Pour sa part, la représentation de l’Union européenne au Liban a publié une mise au point, affirmant qu’« aucun changement n’est intervenu dans la position de la communauté internationale » sur ce plan, et que « le document préparatoire élaboré conjointement par l’UE et le Liban avant la conférence de Bruxelles en fait foi ». « L’Union européenne et l’ONU continuent de considérer la présence des réfugiés syriens au Liban comme provisoire, et que le règlement de cette question se trouve à l’extérieur du Liban ; de toute façon, l’insertion (des réfugiés) au marché du travail au Liban se fait exclusivement en conformité avec les dispositions de la loi libanaise », a-t-il dit.

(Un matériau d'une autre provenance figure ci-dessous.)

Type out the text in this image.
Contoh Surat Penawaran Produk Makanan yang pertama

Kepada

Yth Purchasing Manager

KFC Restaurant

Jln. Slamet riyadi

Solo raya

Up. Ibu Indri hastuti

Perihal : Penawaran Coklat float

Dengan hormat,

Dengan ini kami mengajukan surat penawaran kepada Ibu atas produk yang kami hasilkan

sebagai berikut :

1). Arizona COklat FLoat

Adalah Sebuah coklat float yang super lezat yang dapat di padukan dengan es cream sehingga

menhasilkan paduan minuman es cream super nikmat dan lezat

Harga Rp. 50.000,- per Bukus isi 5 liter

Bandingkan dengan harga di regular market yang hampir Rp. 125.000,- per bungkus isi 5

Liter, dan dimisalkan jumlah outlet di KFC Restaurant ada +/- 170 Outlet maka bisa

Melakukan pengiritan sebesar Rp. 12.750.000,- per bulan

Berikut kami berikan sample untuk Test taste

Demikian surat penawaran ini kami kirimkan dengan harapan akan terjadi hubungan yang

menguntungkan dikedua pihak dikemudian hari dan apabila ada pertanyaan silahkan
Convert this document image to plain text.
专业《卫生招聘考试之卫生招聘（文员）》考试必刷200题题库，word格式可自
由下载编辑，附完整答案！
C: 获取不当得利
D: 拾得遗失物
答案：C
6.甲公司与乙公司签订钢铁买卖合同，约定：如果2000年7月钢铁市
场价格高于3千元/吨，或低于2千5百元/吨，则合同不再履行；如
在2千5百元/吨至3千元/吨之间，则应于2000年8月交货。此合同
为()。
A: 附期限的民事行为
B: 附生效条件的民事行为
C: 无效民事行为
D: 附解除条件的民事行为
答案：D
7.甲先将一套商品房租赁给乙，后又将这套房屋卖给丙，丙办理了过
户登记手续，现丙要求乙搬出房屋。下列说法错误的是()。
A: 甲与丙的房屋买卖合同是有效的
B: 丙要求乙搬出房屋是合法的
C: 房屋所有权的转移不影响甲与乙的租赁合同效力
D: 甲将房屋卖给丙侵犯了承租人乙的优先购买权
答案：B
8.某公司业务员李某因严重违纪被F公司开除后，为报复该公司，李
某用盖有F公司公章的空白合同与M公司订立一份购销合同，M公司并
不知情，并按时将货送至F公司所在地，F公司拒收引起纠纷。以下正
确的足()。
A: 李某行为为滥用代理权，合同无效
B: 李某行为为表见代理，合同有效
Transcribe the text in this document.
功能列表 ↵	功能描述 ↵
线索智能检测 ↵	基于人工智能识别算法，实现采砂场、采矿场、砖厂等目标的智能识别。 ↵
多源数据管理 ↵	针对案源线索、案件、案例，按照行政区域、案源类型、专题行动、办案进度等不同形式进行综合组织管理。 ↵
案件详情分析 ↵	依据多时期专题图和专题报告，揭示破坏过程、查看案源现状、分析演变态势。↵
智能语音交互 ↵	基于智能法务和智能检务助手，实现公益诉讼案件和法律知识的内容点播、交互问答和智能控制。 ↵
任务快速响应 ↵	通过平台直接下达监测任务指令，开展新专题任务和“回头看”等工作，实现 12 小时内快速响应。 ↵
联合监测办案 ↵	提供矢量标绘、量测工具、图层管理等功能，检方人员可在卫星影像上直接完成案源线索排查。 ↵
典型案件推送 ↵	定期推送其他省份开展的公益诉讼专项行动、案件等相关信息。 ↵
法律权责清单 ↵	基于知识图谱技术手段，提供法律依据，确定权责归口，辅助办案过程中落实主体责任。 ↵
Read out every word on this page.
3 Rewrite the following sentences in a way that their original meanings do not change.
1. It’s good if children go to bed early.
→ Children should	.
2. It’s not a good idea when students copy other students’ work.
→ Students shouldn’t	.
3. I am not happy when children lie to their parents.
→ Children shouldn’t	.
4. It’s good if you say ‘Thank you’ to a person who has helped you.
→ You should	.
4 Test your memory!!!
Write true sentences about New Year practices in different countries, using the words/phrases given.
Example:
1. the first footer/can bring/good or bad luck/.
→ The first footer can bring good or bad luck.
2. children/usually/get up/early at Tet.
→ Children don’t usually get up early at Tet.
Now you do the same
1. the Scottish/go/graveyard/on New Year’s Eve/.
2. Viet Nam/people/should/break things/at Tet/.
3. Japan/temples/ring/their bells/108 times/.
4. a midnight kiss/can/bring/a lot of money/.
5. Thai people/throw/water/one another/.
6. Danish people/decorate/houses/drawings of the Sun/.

Jeudi, le chef de l’État, le président du Parlement, Nabih Berry, et le ministre des Affaires étrangères, Gebran Bassil, s’étaient tous trois élevés contre la communauté internationale, accusée d’encourager les réfugiés syriens à rester au Liban, rappelle-t-on. La communauté internationale réunie mardi et mercredi à Bruxelles a promis, mercredi, 4,4 milliards de dollars (3,6 mds d’euros) pour aider les millions de réfugiés syriens en 2018 et a exhorté la Russie et l’Iran à faire pression sur Damas pour négocier la fin d’une guerre qui est entrée dans sa huitième année.
Le Premier ministre libanais, Saad Hariri, présent à la réunion, a affirmé devant les donateurs internationaux que le Liban, qui accueille près d’un million de réfugiés syriens enregistrés auprès de l’ONU, continuait d’être « un grand camp de réfugiés ».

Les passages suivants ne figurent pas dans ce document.